Figure 2: ROC curves for the CDC, tree and ranger model.

R snippets

The two most popular packages for training random forests in R are randomForest (Liaw and Wiener 2002) and ranger (Wright and Ziegler 2017). Both are easy to use, efficient and well parameterized. But here we use mlr3 toolkit for model training. It adds an additional level of abstraction, is a little more complex to use, but has additional features that will be used in the next section devoted to hyperparameters.

Liaw, Andy, and Matthew Wiener. 2002. Classification and Regression by randomForest.” R News 2 (3): 18–22.
Wright, Marvin N., and Andreas Ziegler. 2017. ranger: A Fast Implementation of Random Forests for High Dimensional Data in C++ and R.” Journal of Statistical Software 77 (1): 1–17.
Lang, Michel, Martin Binder, Jakob Richter, Patrick Schratz, Florian Pfisterer, Stefan Coors, Quay Au, Giuseppe Casalicchio, Lars Kotthoff, and Bernd Bischl. 2019. mlr3: A Modern Object-Oriented Machine Learning Framework in R.” Journal of Open Source Software. https://doi.org/10.21105/joss.01903.

Training a model with mlr3 (Lang et al. 2019) is performed in three steps.

  1. Define the prediction task, an object that remembers the training data and the target, i.e. the variable that should be predicted
library("mlr3")
(covid_task <- TaskClassif$new(id = "covid_spring", 
        backend = covid_spring, 
        target = "Death",  positive = "Yes"))

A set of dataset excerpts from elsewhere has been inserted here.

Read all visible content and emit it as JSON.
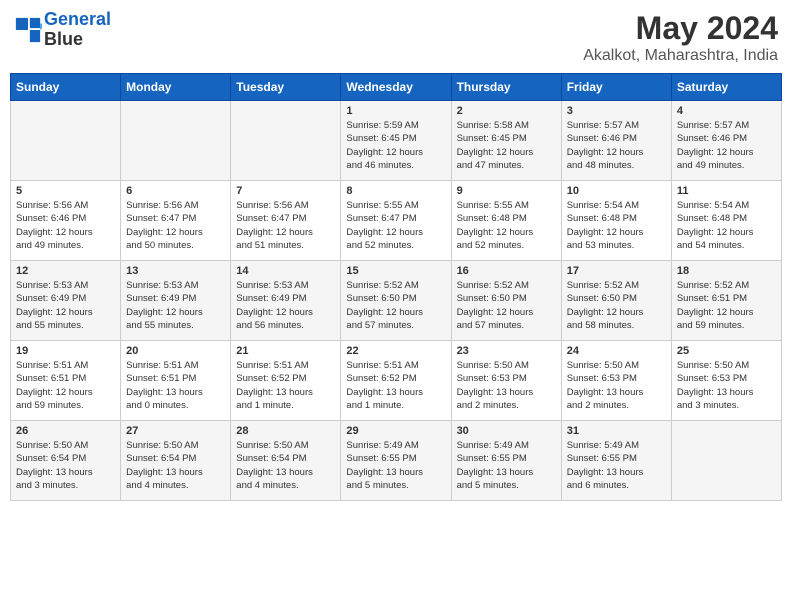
{
  "header": {
    "logo_line1": "General",
    "logo_line2": "Blue",
    "main_title": "May 2024",
    "subtitle": "Akalkot, Maharashtra, India"
  },
  "days_of_week": [
    "Sunday",
    "Monday",
    "Tuesday",
    "Wednesday",
    "Thursday",
    "Friday",
    "Saturday"
  ],
  "weeks": [
    [
      {
        "day": "",
        "info": ""
      },
      {
        "day": "",
        "info": ""
      },
      {
        "day": "",
        "info": ""
      },
      {
        "day": "1",
        "info": "Sunrise: 5:59 AM\nSunset: 6:45 PM\nDaylight: 12 hours\nand 46 minutes."
      },
      {
        "day": "2",
        "info": "Sunrise: 5:58 AM\nSunset: 6:45 PM\nDaylight: 12 hours\nand 47 minutes."
      },
      {
        "day": "3",
        "info": "Sunrise: 5:57 AM\nSunset: 6:46 PM\nDaylight: 12 hours\nand 48 minutes."
      },
      {
        "day": "4",
        "info": "Sunrise: 5:57 AM\nSunset: 6:46 PM\nDaylight: 12 hours\nand 49 minutes."
      }
    ],
    [
      {
        "day": "5",
        "info": "Sunrise: 5:56 AM\nSunset: 6:46 PM\nDaylight: 12 hours\nand 49 minutes."
      },
      {
        "day": "6",
        "info": "Sunrise: 5:56 AM\nSunset: 6:47 PM\nDaylight: 12 hours\nand 50 minutes."
      },
      {
        "day": "7",
        "info": "Sunrise: 5:56 AM\nSunset: 6:47 PM\nDaylight: 12 hours\nand 51 minutes."
      },
      {
        "day": "8",
        "info": "Sunrise: 5:55 AM\nSunset: 6:47 PM\nDaylight: 12 hours\nand 52 minutes."
      },
      {
        "day": "9",
        "info": "Sunrise: 5:55 AM\nSunset: 6:48 PM\nDaylight: 12 hours\nand 52 minutes."
      },
      {
        "day": "10",
        "info": "Sunrise: 5:54 AM\nSunset: 6:48 PM\nDaylight: 12 hours\nand 53 minutes."
      },
      {
        "day": "11",
        "info": "Sunrise: 5:54 AM\nSunset: 6:48 PM\nDaylight: 12 hours\nand 54 minutes."
      }
    ],
    [
      {
        "day": "12",
        "info": "Sunrise: 5:53 AM\nSunset: 6:49 PM\nDaylight: 12 hours\nand 55 minutes."
      },
      {
        "day": "13",
        "info": "Sunrise: 5:53 AM\nSunset: 6:49 PM\nDaylight: 12 hours\nand 55 minutes."
      },
      {
        "day": "14",
        "info": "Sunrise: 5:53 AM\nSunset: 6:49 PM\nDaylight: 12 hours\nand 56 minutes."
      },
      {
        "day": "15",
        "info": "Sunrise: 5:52 AM\nSunset: 6:50 PM\nDaylight: 12 hours\nand 57 minutes."
      },
      {
        "day": "16",
        "info": "Sunrise: 5:52 AM\nSunset: 6:50 PM\nDaylight: 12 hours\nand 57 minutes."
      },
      {
        "day": "17",
        "info": "Sunrise: 5:52 AM\nSunset: 6:50 PM\nDaylight: 12 hours\nand 58 minutes."
      },
      {
        "day": "18",
        "info": "Sunrise: 5:52 AM\nSunset: 6:51 PM\nDaylight: 12 hours\nand 59 minutes."
      }
    ],
    [
      {
        "day": "19",
        "info": "Sunrise: 5:51 AM\nSunset: 6:51 PM\nDaylight: 12 hours\nand 59 minutes."
      },
      {
        "day": "20",
        "info": "Sunrise: 5:51 AM\nSunset: 6:51 PM\nDaylight: 13 hours\nand 0 minutes."
      },
      {
        "day": "21",
        "info": "Sunrise: 5:51 AM\nSunset: 6:52 PM\nDaylight: 13 hours\nand 1 minute."
      },
      {
        "day": "22",
        "info": "Sunrise: 5:51 AM\nSunset: 6:52 PM\nDaylight: 13 hours\nand 1 minute."
      },
      {
        "day": "23",
        "info": "Sunrise: 5:50 AM\nSunset: 6:53 PM\nDaylight: 13 hours\nand 2 minutes."
      },
      {
        "day": "24",
        "info": "Sunrise: 5:50 AM\nSunset: 6:53 PM\nDaylight: 13 hours\nand 2 minutes."
      },
      {
        "day": "25",
        "info": "Sunrise: 5:50 AM\nSunset: 6:53 PM\nDaylight: 13 hours\nand 3 minutes."
      }
    ],
    [
      {
        "day": "26",
        "info": "Sunrise: 5:50 AM\nSunset: 6:54 PM\nDaylight: 13 hours\nand 3 minutes."
      },
      {
        "day": "27",
        "info": "Sunrise: 5:50 AM\nSunset: 6:54 PM\nDaylight: 13 hours\nand 4 minutes."
      },
      {
        "day": "28",
        "info": "Sunrise: 5:50 AM\nSunset: 6:54 PM\nDaylight: 13 hours\nand 4 minutes."
      },
      {
        "day": "29",
        "info": "Sunrise: 5:49 AM\nSunset: 6:55 PM\nDaylight: 13 hours\nand 5 minutes."
      },
      {
        "day": "30",
        "info": "Sunrise: 5:49 AM\nSunset: 6:55 PM\nDaylight: 13 hours\nand 5 minutes."
      },
      {
        "day": "31",
        "info": "Sunrise: 5:49 AM\nSunset: 6:55 PM\nDaylight: 13 hours\nand 6 minutes."
      },
      {
        "day": "",
        "info": ""
      }
    ]
  ]
}
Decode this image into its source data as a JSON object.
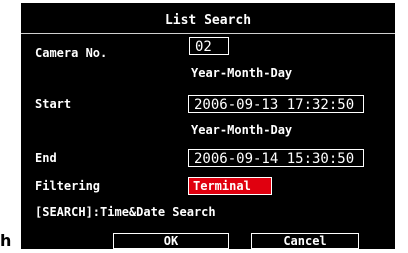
{
  "dialog": {
    "title": "List Search",
    "camera_label": "Camera No.",
    "camera_value": "02",
    "date_format_1": "Year-Month-Day",
    "start_label": "Start",
    "start_value": "2006-09-13 17:32:50",
    "date_format_2": "Year-Month-Day",
    "end_label": "End",
    "end_value": "2006-09-14 15:30:50",
    "filtering_label": "Filtering",
    "filtering_value": "Terminal",
    "hint": "[SEARCH]:Time&Date Search",
    "ok_label": "OK",
    "cancel_label": "Cancel"
  },
  "page_edge_text": "h",
  "colors": {
    "panel_bg": "#000000",
    "text": "#ffffff",
    "selected_field": "#e0000f"
  }
}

# <TaskClassif:covid_spring> (10000 x 8)
# * Target: Death
# * Properties: twoclass
# * Features (7):
#   - fct (6): Cancer, Cardiovascular.Diseases, Diabetes,
#     Gender, Kidney.Diseases, Neurological.Diseases
#   - int (1): Age
  1. Select the family of models in which we want to look for a solution. There are a lot of algorithms to choose from, see the documentation. Set "classif.ranger" for the random forests models.
library("mlr3learners")
library("ranger")
covid_ranger <- lrn("classif.ranger", predict_type="prob", 
                num.trees=25)
  1. Train the model with the method. The package uses R6 classes, so this method modifies the object in place.
covid_ranger$train(covid_task)

A trained model can be turned into a DALEX explainer. Note that the predict_function is again slightly different. DALEX would guess this function based on the class of the model, but we point it out explicitly to make it easier to understand what is going on.

model_ranger <- explain(covid_ranger,
          predict_function = function(m,x)
               predict(m, x, predict_type = "prob")[,1],
          data = covid_summer,
          y = covid_summer$Death == "Yes",
          type = "classification", label = "Ranger")

We can now check how good this model is. As expected, a random forest model has better performance/AUC than a single tree.

(mp_ranger <- model_performance(model_ranger))

# Measures for:  classification
# recall     : 0.04291845 
# precision  : 0.4347826 
# f1         : 0.078125 
# accuracy   : 0.9764 
# auc        : 0.9425837

And finally we plot both ROC curves.

plot(mp_ranger, mp_tree, mp_cdc, geom= "roc")

Figure 3: ROC curves for the CDC, tree and ranger model.